Nik Trenchi
Published on

Using Next.js Dynamic Routes for my TIL Section

Authors

Welcome to my first ever blog post!1

Even before starting to build this blog, I knew that I wanted a TIL section. I always liked the simplicity of TIL posts, and felt like the informal nature would push me to write more often2.

I debated between just using a TIL tag instead of a separate section, but eventually decided it's enough of it's own thing and started wondering: How can I do this without copying and pasting everything?

I'm using this awesome Next.js blog template, and the layout of the pages folder looks something like this:

pages
└── blog
    ├── [...slug].js
    └── page
        └── [page].js

I'd soon come to learn that the pages folder is special. From the docs3:

When a file is added to the pages directory, it's automatically available as a route.

Even more curious though: What are the js files with the [] brackets in the names? Well, that's what we're here for! These are "Dynamic Routes", and the one with three dots ([...slug].js) is a "Catch All Route".
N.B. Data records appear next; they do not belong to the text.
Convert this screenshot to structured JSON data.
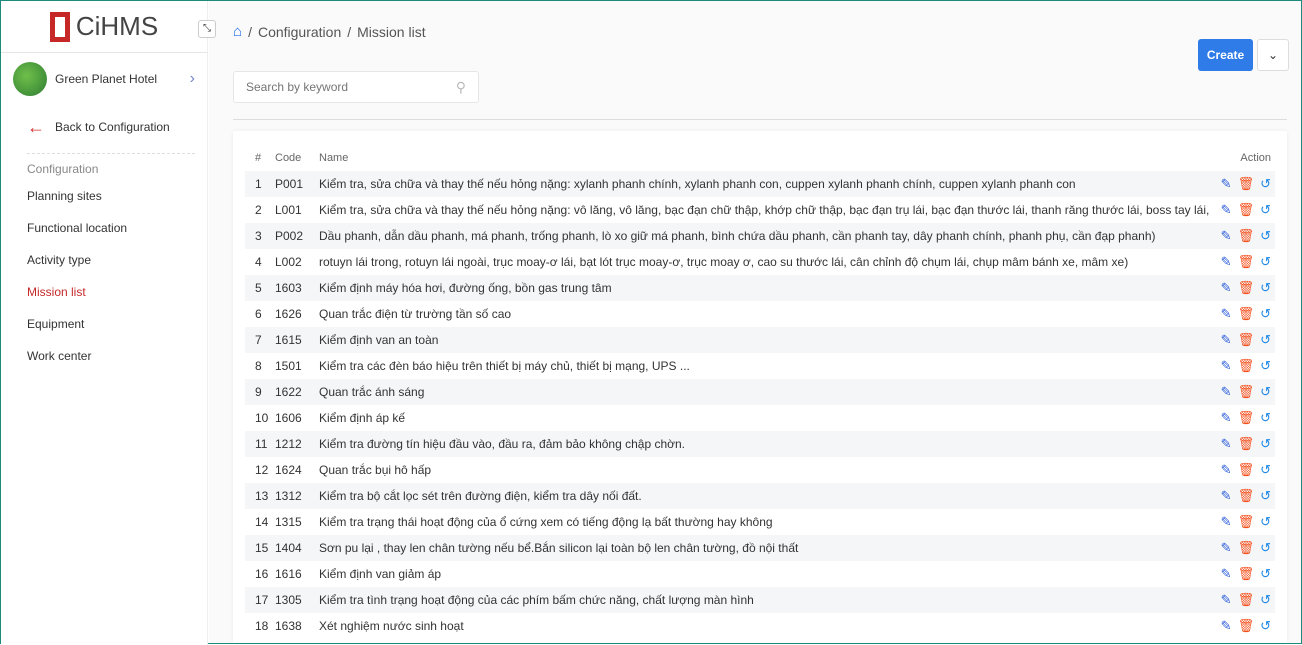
{
  "app": {
    "logo": "CiHMS",
    "hotel": "Green Planet Hotel",
    "back": "Back to Configuration"
  },
  "sidebar": {
    "group": "Configuration",
    "items": [
      {
        "label": "Planning sites"
      },
      {
        "label": "Functional location"
      },
      {
        "label": "Activity type"
      },
      {
        "label": "Mission list",
        "active": true
      },
      {
        "label": "Equipment"
      },
      {
        "label": "Work center"
      }
    ]
  },
  "breadcrumb": [
    "Configuration",
    "Mission list"
  ],
  "search": {
    "placeholder": "Search by keyword"
  },
  "toolbar": {
    "create": "Create"
  },
  "table": {
    "headers": [
      "#",
      "Code",
      "Name",
      "Action"
    ],
    "rows": [
      [
        "1",
        "P001",
        "Kiểm tra, sửa chữa và thay thế nếu hỏng nặng: xylanh phanh chính, xylanh phanh con, cuppen xylanh phanh chính, cuppen xylanh phanh con"
      ],
      [
        "2",
        "L001",
        "Kiểm tra, sửa chữa và thay thế nếu hỏng nặng: vô lăng, vô lăng, bạc đạn chữ thập, khớp chữ thập, bạc đạn trụ lái, bạc đạn thước lái, thanh răng thước lái, boss tay lái,"
      ],
      [
        "3",
        "P002",
        "Dầu phanh, dẫn dầu phanh, má phanh, trống phanh, lò xo giữ má phanh, bình chứa dầu phanh, cần phanh tay, dây phanh chính, phanh phụ, cần đạp phanh)"
      ],
      [
        "4",
        "L002",
        "rotuyn lái trong, rotuyn lái ngoài, trục moay-ơ lái, bạt lót trục moay-ơ, trục moay ơ, cao su thước lái, cân chỉnh độ chụm lái, chụp mâm bánh xe, mâm xe)"
      ],
      [
        "5",
        "1603",
        "Kiểm định máy hóa hơi, đường ống, bồn gas trung tâm"
      ],
      [
        "6",
        "1626",
        "Quan trắc điện từ trường tần số cao"
      ],
      [
        "7",
        "1615",
        "Kiểm định van an toàn"
      ],
      [
        "8",
        "1501",
        "Kiểm tra các đèn báo hiệu trên thiết bị máy chủ, thiết bị mạng, UPS ..."
      ],
      [
        "9",
        "1622",
        "Quan trắc ánh sáng"
      ],
      [
        "10",
        "1606",
        "Kiểm định áp kế"
      ],
      [
        "11",
        "1212",
        "Kiểm tra đường tín hiệu đầu vào, đầu ra, đảm bảo không chập chờn."
      ],
      [
        "12",
        "1624",
        "Quan trắc bụi hô hấp"
      ],
      [
        "13",
        "1312",
        "Kiểm tra bộ cắt lọc sét trên đường điện, kiểm tra dây nối đất."
      ],
      [
        "14",
        "1315",
        "Kiểm tra trạng thái hoạt động của ổ cứng xem có tiếng động lạ bất thường hay không"
      ],
      [
        "15",
        "1404",
        "Sơn pu lại , thay len chân tường nếu bể.Bắn silicon lại toàn bộ len chân tường, đồ nội thất"
      ],
      [
        "16",
        "1616",
        "Kiểm định van giảm áp"
      ],
      [
        "17",
        "1305",
        "Kiểm tra tình trạng hoạt động của các phím bấm chức năng, chất lượng màn hình"
      ],
      [
        "18",
        "1638",
        "Xét nghiệm nước sinh hoạt"
      ]
    ]
  }
}
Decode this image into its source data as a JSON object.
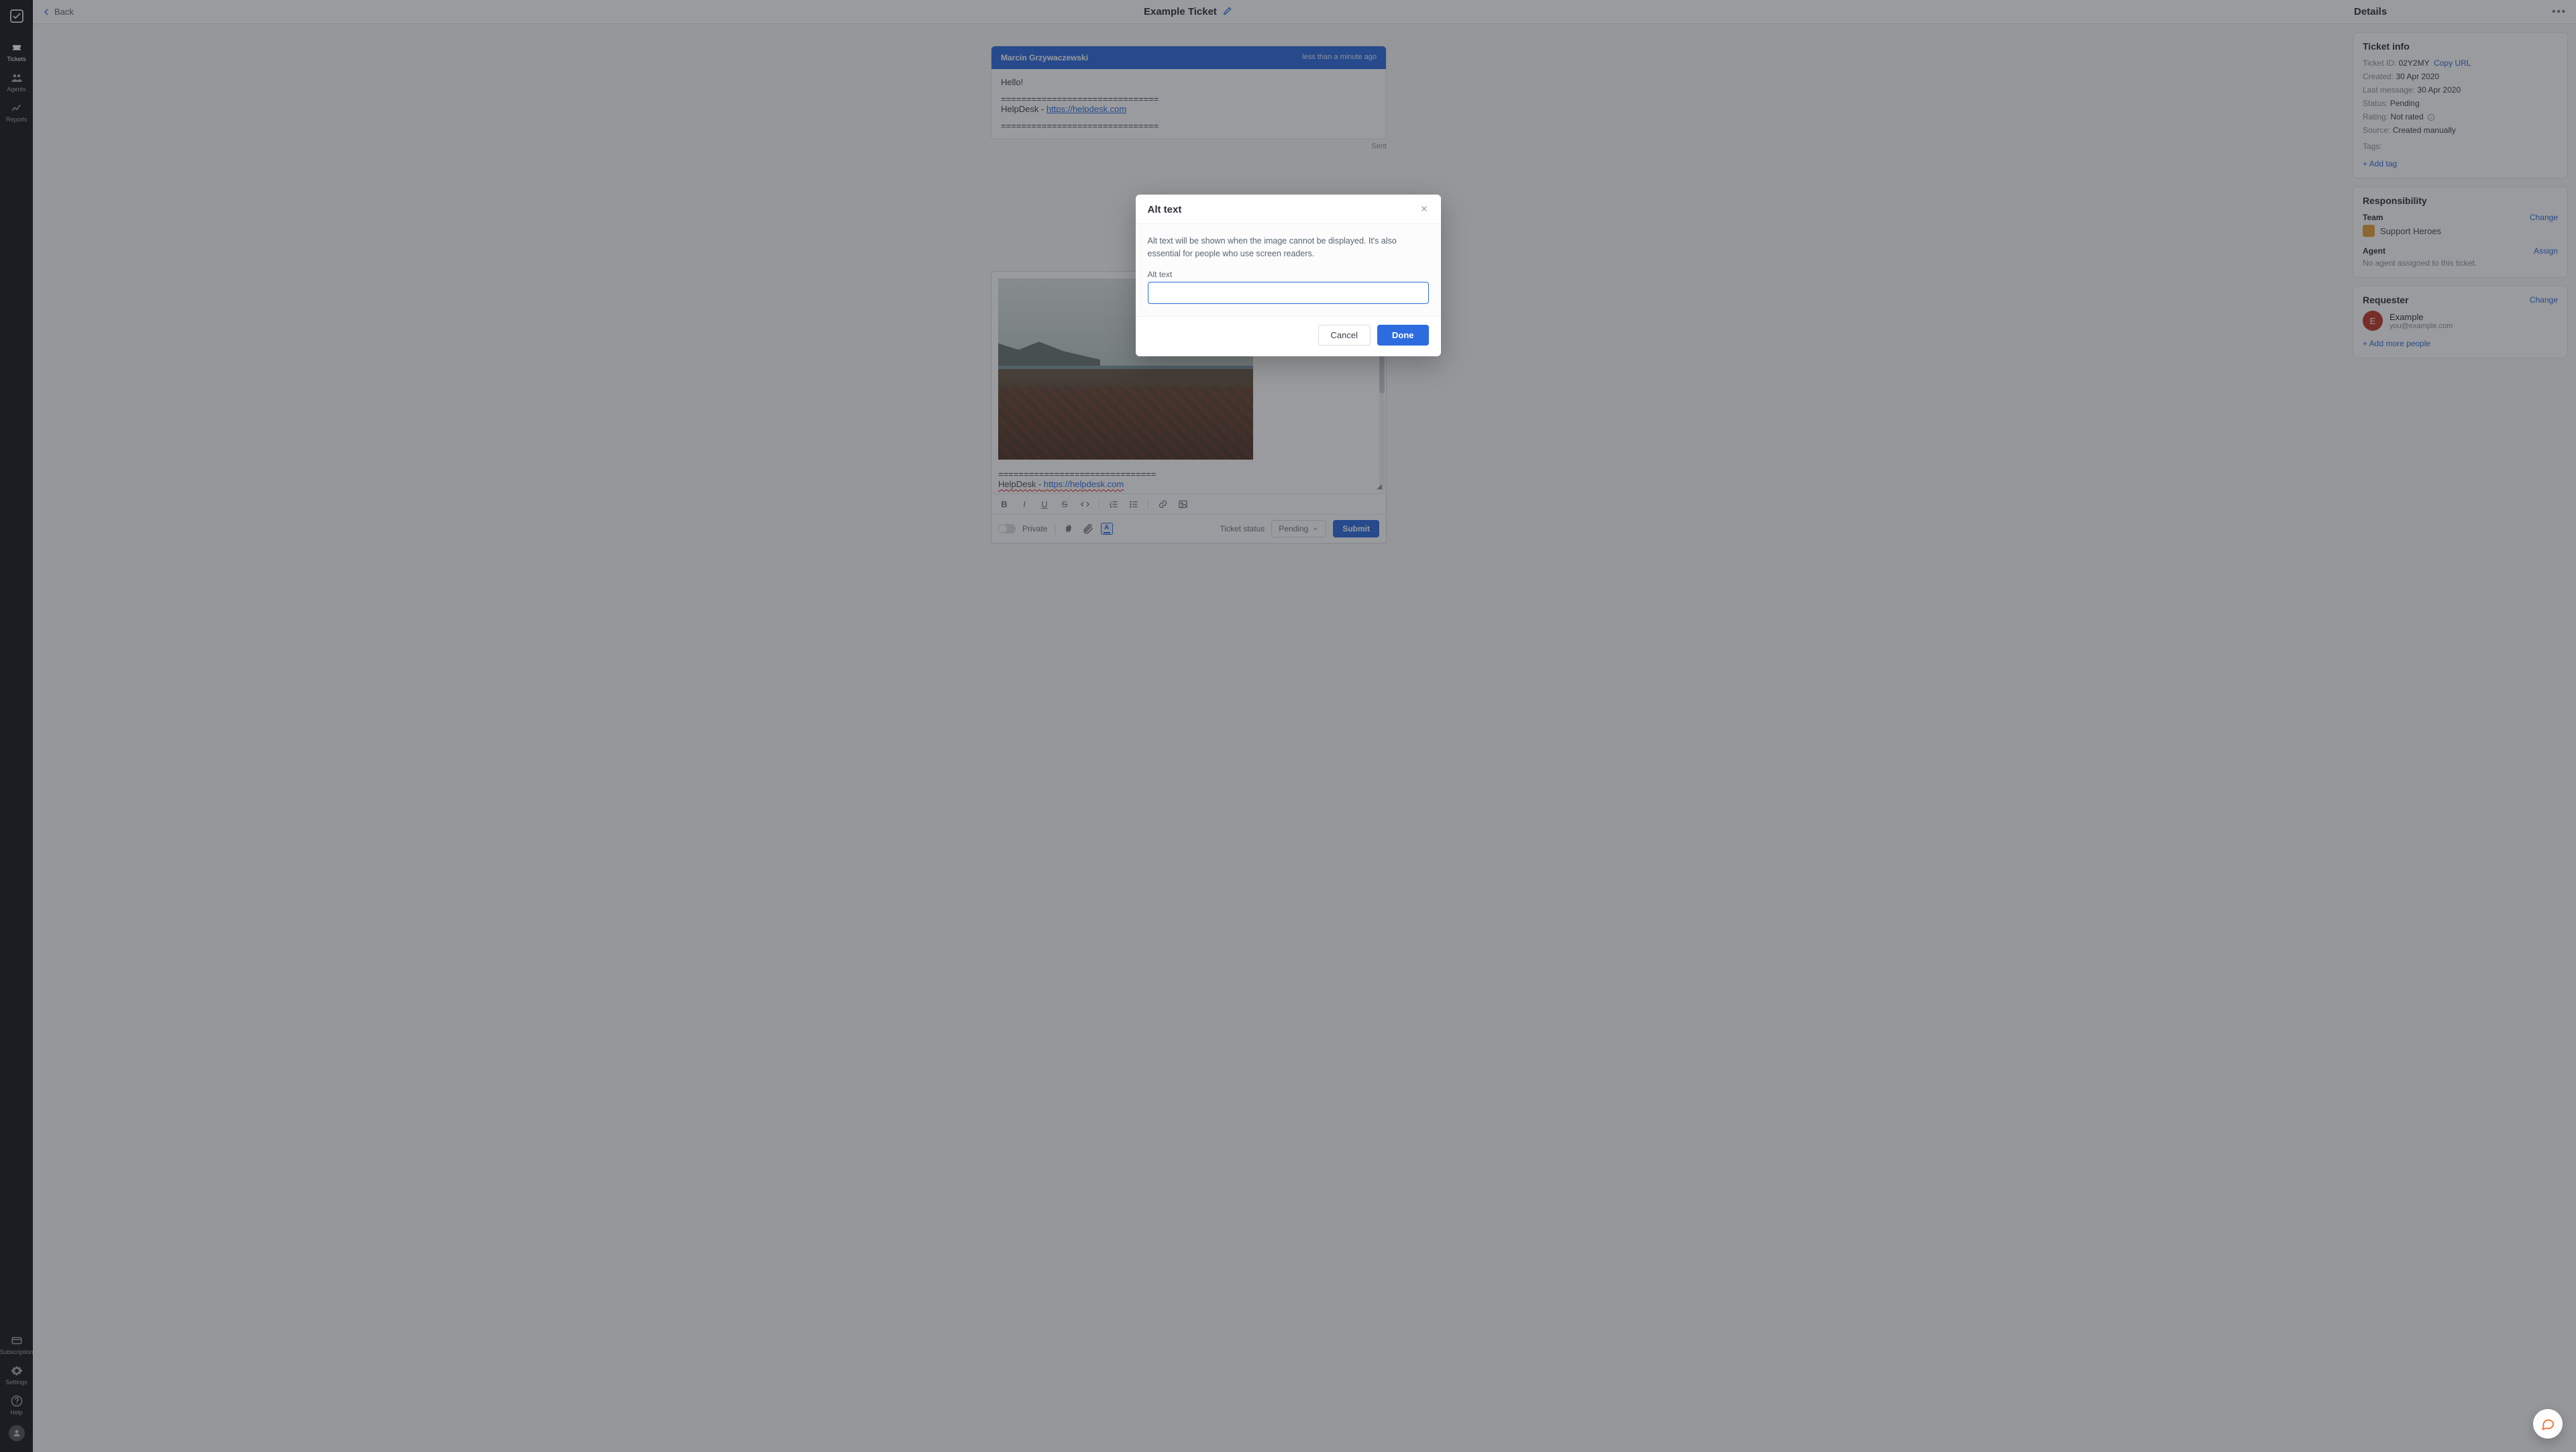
{
  "nav": {
    "items": [
      {
        "label": "Tickets"
      },
      {
        "label": "Agents"
      },
      {
        "label": "Reports"
      }
    ],
    "bottom": [
      {
        "label": "Subscription"
      },
      {
        "label": "Settings"
      },
      {
        "label": "Help"
      }
    ]
  },
  "topbar": {
    "back_label": "Back",
    "title": "Example Ticket"
  },
  "thread": {
    "author": "Marcin Grzywaczewski",
    "time": "less than a minute ago",
    "greeting": "Hello!",
    "sep": "===============================",
    "sig_prefix": "HelpDesk - ",
    "sig_link": "https://helpdesk.com",
    "sent_label": "Sent"
  },
  "composer": {
    "sig_sep": "===============================",
    "sig_prefix": "HelpDesk - ",
    "sig_link": "https://helpdesk.com",
    "private_label": "Private",
    "status_label": "Ticket status",
    "status_value": "Pending",
    "submit_label": "Submit"
  },
  "details": {
    "title": "Details",
    "ticket_info": {
      "heading": "Ticket info",
      "id_label": "Ticket ID:",
      "id_value": "02Y2MY",
      "copy_label": "Copy URL",
      "created_label": "Created:",
      "created_value": "30 Apr 2020",
      "last_label": "Last message:",
      "last_value": "30 Apr 2020",
      "status_label": "Status:",
      "status_value": "Pending",
      "rating_label": "Rating:",
      "rating_value": "Not rated",
      "source_label": "Source:",
      "source_value": "Created manually",
      "tags_label": "Tags:",
      "add_tag": "+ Add tag"
    },
    "responsibility": {
      "heading": "Responsibility",
      "team_label": "Team",
      "change_label": "Change",
      "team_name": "Support Heroes",
      "agent_label": "Agent",
      "assign_label": "Assign",
      "agent_empty": "No agent assigned to this ticket."
    },
    "requester": {
      "heading": "Requester",
      "change_label": "Change",
      "initial": "E",
      "name": "Example",
      "email": "you@example.com",
      "add_more": "+ Add more people"
    }
  },
  "modal": {
    "title": "Alt text",
    "description": "Alt text will be shown when the image cannot be displayed. It's also essential for people who use screen readers.",
    "input_label": "Alt text",
    "input_value": "",
    "cancel": "Cancel",
    "done": "Done"
  }
}
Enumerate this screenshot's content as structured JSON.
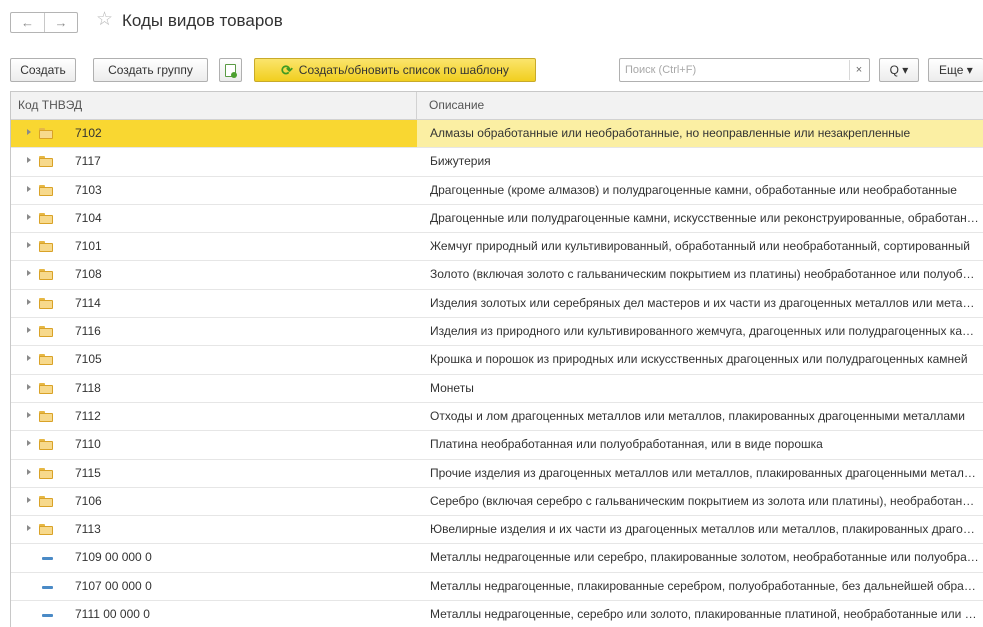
{
  "window": {
    "back_icon": "arrow-left-icon",
    "forward_icon": "arrow-right-icon",
    "favorite_icon": "star-outline-icon",
    "title": "Коды видов товаров"
  },
  "toolbar": {
    "create_label": "Создать",
    "create_group_label": "Создать группу",
    "template_label": "Создать/обновить список по шаблону",
    "search_placeholder": "Поиск (Ctrl+F)",
    "clear_label": "×",
    "search_label": "Q ▾",
    "more_label": "Еще ▾"
  },
  "table": {
    "columns": {
      "code": "Код ТНВЭД",
      "description": "Описание"
    },
    "rows": [
      {
        "code": "7102",
        "description": "Алмазы обработанные или необработанные, но неоправленные или незакрепленные",
        "kind": "group",
        "selected": true
      },
      {
        "code": "7117",
        "description": "Бижутерия",
        "kind": "group"
      },
      {
        "code": "7103",
        "description": "Драгоценные (кроме алмазов) и полудрагоценные камни, обработанные или необработанные",
        "kind": "group"
      },
      {
        "code": "7104",
        "description": "Драгоценные или полудрагоценные камни, искусственные или реконструированные, обработанные",
        "kind": "group"
      },
      {
        "code": "7101",
        "description": "Жемчуг природный или культивированный, обработанный или необработанный, сортированный",
        "kind": "group"
      },
      {
        "code": "7108",
        "description": "Золото (включая золото с гальваническим покрытием из платины) необработанное или полуобработанное",
        "kind": "group"
      },
      {
        "code": "7114",
        "description": "Изделия золотых или серебряных дел мастеров и их части из драгоценных металлов или металлов",
        "kind": "group"
      },
      {
        "code": "7116",
        "description": "Изделия из природного или культивированного жемчуга, драгоценных или полудрагоценных камней",
        "kind": "group"
      },
      {
        "code": "7105",
        "description": "Крошка и порошок из природных или искусственных драгоценных или полудрагоценных камней",
        "kind": "group"
      },
      {
        "code": "7118",
        "description": "Монеты",
        "kind": "group"
      },
      {
        "code": "7112",
        "description": "Отходы и лом драгоценных металлов или металлов, плакированных драгоценными металлами",
        "kind": "group"
      },
      {
        "code": "7110",
        "description": "Платина необработанная или полуобработанная, или в виде порошка",
        "kind": "group"
      },
      {
        "code": "7115",
        "description": "Прочие изделия из драгоценных металлов или металлов, плакированных драгоценными металлами",
        "kind": "group"
      },
      {
        "code": "7106",
        "description": "Серебро (включая серебро с гальваническим покрытием из золота или платины), необработанное",
        "kind": "group"
      },
      {
        "code": "7113",
        "description": "Ювелирные изделия и их части из драгоценных металлов или металлов, плакированных драгоценными",
        "kind": "group"
      },
      {
        "code": "7109 00 000 0",
        "description": "Металлы недрагоценные или серебро, плакированные золотом, необработанные или полуобработанные",
        "kind": "item"
      },
      {
        "code": "7107 00 000 0",
        "description": "Металлы недрагоценные, плакированные серебром, полуобработанные, без дальнейшей обработки",
        "kind": "item"
      },
      {
        "code": "7111 00 000 0",
        "description": "Металлы недрагоценные, серебро или золото, плакированные платиной, необработанные или полуобработанные",
        "kind": "item"
      }
    ]
  },
  "colors": {
    "selection_code": "#f9d731",
    "selection_row": "#fbefa3",
    "accent_button": "#f4d530",
    "folder": "#f7d98c",
    "item_marker": "#4a8ac6"
  }
}
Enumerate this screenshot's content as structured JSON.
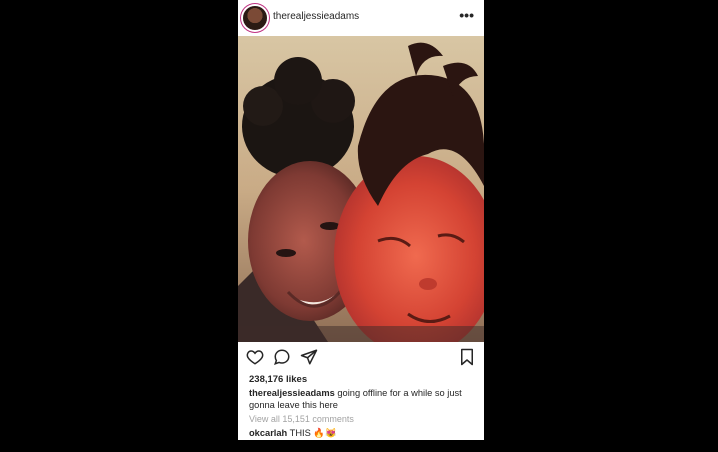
{
  "post": {
    "username": "therealjessieadams",
    "more_icon": "more-horizontal-icon",
    "likes": "238,176 likes",
    "caption_user": "therealjessieadams",
    "caption_text": " going offline for a while so just gonna leave this here",
    "view_comments": "View all 15,151 comments",
    "comment_user": "okcarlah",
    "comment_text": " THIS 🔥😻"
  },
  "icons": {
    "like": "heart-icon",
    "comment": "comment-icon",
    "share": "share-icon",
    "save": "bookmark-icon"
  },
  "colors": {
    "text": "#262626",
    "muted": "#a3a3a3",
    "background": "#000000"
  }
}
That means to get a whole new section of the blog without copying a bunch of code, I could simply put brackets around the blog folder, and give it a more appropriate name like section -- leading to:

pages
└── [section]
    ├── [...slug].js
    └── page
        └── [page].js

So, simply by trying to access a URL like /til/post, the handlers would get something like:

{
    params: {
        section: "til",
        slug: "post"
    }
}

... and that's what let me share all the code between TIL section and the rest of the blog! 🎉🎉🎉

Footnotes

  1. I originally had this under the new TIL section, but I felt like I should have a post here first 😅

  2. Which is kinda the whole point!

  3. I'm actually really impressed with the Next.js docs, so there's no reason to repeat everything they say there.